On the icy islands in the White Sea, tens of thousands of prisoners felled trees, built roads, and drained swamps. At first, the regime was relatively “soft” — but by the late 1920s it had become a genuine hellhole. Uncooperative prisoners were beaten with sticks, drowned, and tortured. Alexander Solzhenitsyn in his exposé work The Gulag Archipelago described Solovki as a “polar Auschwitz.”

In the early 1930s, Solovki was disbanded, and the prisoners were moved to other camps. The test had proven successful — and the time had come to expand the system across the entire gigantic country.

from “8 of the Most Evil Gulag Camps of the Soviet Union”

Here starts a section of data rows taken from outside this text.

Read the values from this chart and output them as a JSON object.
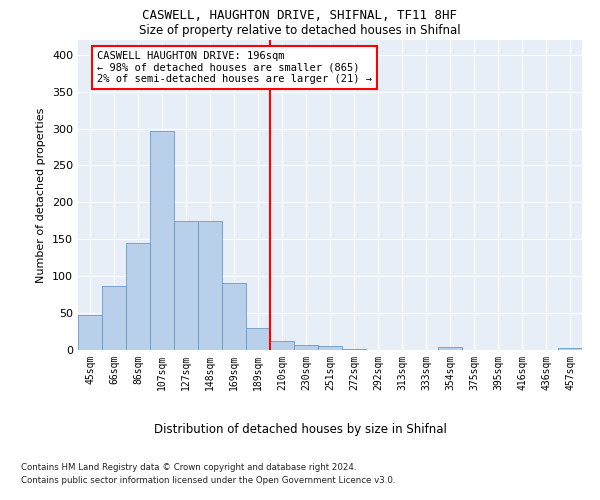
{
  "title1": "CASWELL, HAUGHTON DRIVE, SHIFNAL, TF11 8HF",
  "title2": "Size of property relative to detached houses in Shifnal",
  "xlabel": "Distribution of detached houses by size in Shifnal",
  "ylabel": "Number of detached properties",
  "bar_labels": [
    "45sqm",
    "66sqm",
    "86sqm",
    "107sqm",
    "127sqm",
    "148sqm",
    "169sqm",
    "189sqm",
    "210sqm",
    "230sqm",
    "251sqm",
    "272sqm",
    "292sqm",
    "313sqm",
    "333sqm",
    "354sqm",
    "375sqm",
    "395sqm",
    "416sqm",
    "436sqm",
    "457sqm"
  ],
  "bar_values": [
    47,
    87,
    145,
    297,
    175,
    175,
    91,
    30,
    12,
    7,
    5,
    2,
    0,
    0,
    0,
    4,
    0,
    0,
    0,
    0,
    3
  ],
  "bar_color": "#b8d0ea",
  "bar_edgecolor": "#6699cc",
  "background_color": "#e8eef8",
  "grid_color": "#ffffff",
  "vline_x": 7.5,
  "vline_color": "red",
  "annotation_text": "CASWELL HAUGHTON DRIVE: 196sqm\n← 98% of detached houses are smaller (865)\n2% of semi-detached houses are larger (21) →",
  "annotation_box_color": "white",
  "annotation_box_edgecolor": "red",
  "ylim": [
    0,
    420
  ],
  "yticks": [
    0,
    50,
    100,
    150,
    200,
    250,
    300,
    350,
    400
  ],
  "footnote1": "Contains HM Land Registry data © Crown copyright and database right 2024.",
  "footnote2": "Contains public sector information licensed under the Open Government Licence v3.0."
}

Here is a prayer I read today from a Soviet Prisoner. It is inspiring and clearly shows how the Holy Spirit comforted him a gave him a gift of true prayer.

Prayer in a Soviet Prison

The greatest miracle of all is prayer. I have only to turn my thoughts to God and I suddenly feel a force bursting into me; there is new strength in my soul, in my entire being . . . The basis of my whole spiritual life is the Orthodox liturgy, so while I was I was in prison I attended it every day in my imagination . . . At the central point of the liturgy . . . I felt myself standing before the face of the Lord, sensing almost physically his wounded, bleeding body. I would begin praying in my own words, remembering all those near to me, those in prison and those who were free, those still alive and those who had died. More and more names welled up from my memory . . . the prison walls moved apart and the whole universe became my residence, visible and invisible, the universe for which that wounded, pierced body offered itself as a sacrifice . . . After this, I experienced an exaltation of spirit all day — I felt purified within. Not only my own prayer helped me, but even more the prayer of many other faithful Christians. I felt it continually, working from a distance, lifting me up as though on wings, giving me living water and the bread of life, peace of soul, rest and love.

Anatoli Levitin, USSR

—- from The Lion Prayer Collection edited by Mary Batchelor, at p. 191


  1. Wow. So helpful to me! I’ve been sick ten years. V.e.r.y. Lonely. If has been do or die for me. I love it. And hate it. The death of my flesh. I bless my lonely life. 💐

    • I pray that the Lord will comfort you in your loneliness. Here is a prayer for the lonely.

      Prayer for the Lonely People

    • The prayer for the lonely is also guidance for the lonely.